Wellington, May 15 NZPA - Much worse than expected March quarter retail sales was the catalyst for sending the kiwi dollar scurrying lower today.

It lost ground against all currencies, falling to an eight-month low on its trade-weighted index. The index closed on 67.97 from 68.42 at yesterday's close.

Against the US dollar, it dived half a cent in quick time on the retail sales announcement and ended the session on US75.65c compared with US76.27c at yesterday's close.

Traders and economists believe the economy now is in, or near, recession and the Reserve Bank may be forced to look through the fact that inflation is above 3 percent, and start slashing interest rates.

Ninety-day bank bills fell another 5 basis points in the wholesale market. Money markets have virtually priced in a 25 basis point rate cut ahead of the Reserve Bank's June 5 review.

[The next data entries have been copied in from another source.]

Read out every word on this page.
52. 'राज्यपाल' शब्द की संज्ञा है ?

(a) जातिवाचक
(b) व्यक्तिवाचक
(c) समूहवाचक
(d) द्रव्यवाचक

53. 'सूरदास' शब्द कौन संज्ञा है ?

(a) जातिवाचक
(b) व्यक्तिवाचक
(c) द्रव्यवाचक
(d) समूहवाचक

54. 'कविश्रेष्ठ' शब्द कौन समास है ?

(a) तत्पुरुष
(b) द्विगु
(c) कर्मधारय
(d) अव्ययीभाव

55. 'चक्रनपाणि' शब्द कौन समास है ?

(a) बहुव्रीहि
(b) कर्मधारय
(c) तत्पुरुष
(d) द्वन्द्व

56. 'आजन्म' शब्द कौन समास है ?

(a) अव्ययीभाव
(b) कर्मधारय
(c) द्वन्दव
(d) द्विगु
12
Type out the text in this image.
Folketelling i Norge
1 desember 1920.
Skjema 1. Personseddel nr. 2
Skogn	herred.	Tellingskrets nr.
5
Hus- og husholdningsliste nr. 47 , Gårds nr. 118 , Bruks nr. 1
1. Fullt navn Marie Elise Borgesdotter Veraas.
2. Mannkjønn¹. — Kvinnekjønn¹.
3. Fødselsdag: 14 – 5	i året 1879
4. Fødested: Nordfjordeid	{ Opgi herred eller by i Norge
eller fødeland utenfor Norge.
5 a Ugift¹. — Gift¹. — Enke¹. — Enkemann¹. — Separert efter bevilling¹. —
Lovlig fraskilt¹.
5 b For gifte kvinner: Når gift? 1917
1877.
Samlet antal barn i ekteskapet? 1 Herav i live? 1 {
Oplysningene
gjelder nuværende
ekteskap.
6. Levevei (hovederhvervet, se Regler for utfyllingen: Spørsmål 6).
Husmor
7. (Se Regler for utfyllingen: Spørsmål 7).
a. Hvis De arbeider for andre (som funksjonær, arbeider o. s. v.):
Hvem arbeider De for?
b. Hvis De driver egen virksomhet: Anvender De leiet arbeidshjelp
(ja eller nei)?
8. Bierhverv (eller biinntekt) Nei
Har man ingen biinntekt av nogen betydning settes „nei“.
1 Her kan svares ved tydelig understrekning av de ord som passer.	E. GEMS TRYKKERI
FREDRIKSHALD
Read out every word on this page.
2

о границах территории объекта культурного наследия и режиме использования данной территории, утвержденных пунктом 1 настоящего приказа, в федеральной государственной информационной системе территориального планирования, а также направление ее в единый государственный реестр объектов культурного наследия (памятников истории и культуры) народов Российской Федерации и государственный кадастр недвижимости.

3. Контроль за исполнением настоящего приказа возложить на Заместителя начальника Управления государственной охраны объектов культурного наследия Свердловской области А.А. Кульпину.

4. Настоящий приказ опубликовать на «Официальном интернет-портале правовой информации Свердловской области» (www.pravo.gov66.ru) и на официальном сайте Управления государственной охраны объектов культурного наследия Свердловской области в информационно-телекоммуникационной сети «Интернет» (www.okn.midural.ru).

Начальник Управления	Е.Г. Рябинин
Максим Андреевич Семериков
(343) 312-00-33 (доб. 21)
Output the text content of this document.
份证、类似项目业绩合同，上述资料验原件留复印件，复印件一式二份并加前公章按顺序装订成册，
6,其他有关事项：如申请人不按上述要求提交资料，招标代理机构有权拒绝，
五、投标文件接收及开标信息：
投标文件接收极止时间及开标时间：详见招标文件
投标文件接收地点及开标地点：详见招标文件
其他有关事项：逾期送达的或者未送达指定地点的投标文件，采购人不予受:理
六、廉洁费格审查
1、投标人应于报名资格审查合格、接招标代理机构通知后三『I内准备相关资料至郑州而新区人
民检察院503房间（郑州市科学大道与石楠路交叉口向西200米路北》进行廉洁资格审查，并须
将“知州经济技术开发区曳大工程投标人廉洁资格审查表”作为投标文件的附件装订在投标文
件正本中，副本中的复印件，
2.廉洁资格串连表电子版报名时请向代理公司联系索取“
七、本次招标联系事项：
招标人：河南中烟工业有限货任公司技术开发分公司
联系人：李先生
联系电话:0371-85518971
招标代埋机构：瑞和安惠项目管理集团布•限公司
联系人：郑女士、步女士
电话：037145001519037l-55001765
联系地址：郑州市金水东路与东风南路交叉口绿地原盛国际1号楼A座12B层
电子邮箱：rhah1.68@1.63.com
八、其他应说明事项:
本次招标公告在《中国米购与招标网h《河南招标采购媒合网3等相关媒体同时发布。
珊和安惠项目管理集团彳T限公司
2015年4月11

Traders said the prospect of slowing growth and falling interest rates would depress the currency on a trend basis.

Statistics New Zealand said retail sales fell a seasonally and inflation-adjusted 1.2 percent in the March quarter, with vehicle sales bearing the brunt of the lurch down. Economists had on average forecast a 0.3 percent fall.

"Things are going from hitting the skids to hitting a brick wall," said BNZ economist Craig Ebert.

"As weak as these are, the indicators heading into Q2 are even weaker. This is not a one-off adjustment, it's part of a trend."

Only a rebound in the appetite for risk and high yield in global market had prevented the kiwi falling faster.

It fell to A81.19c against the aussie dollar from A81.25c at yesterday's local close. The Australian dollar also fell sharply against the greenback, ending on US93.17c from US93.89c yesterday.

The US dollar was bolstered by a tame reading for US consumer inflation that buoyed equities and risk appetite.

Recent signs of stability in US share prices, higher US bond yields and a growing perception that the worst of the credit crisis may be over were supporting the dollar against the low-yielding yen.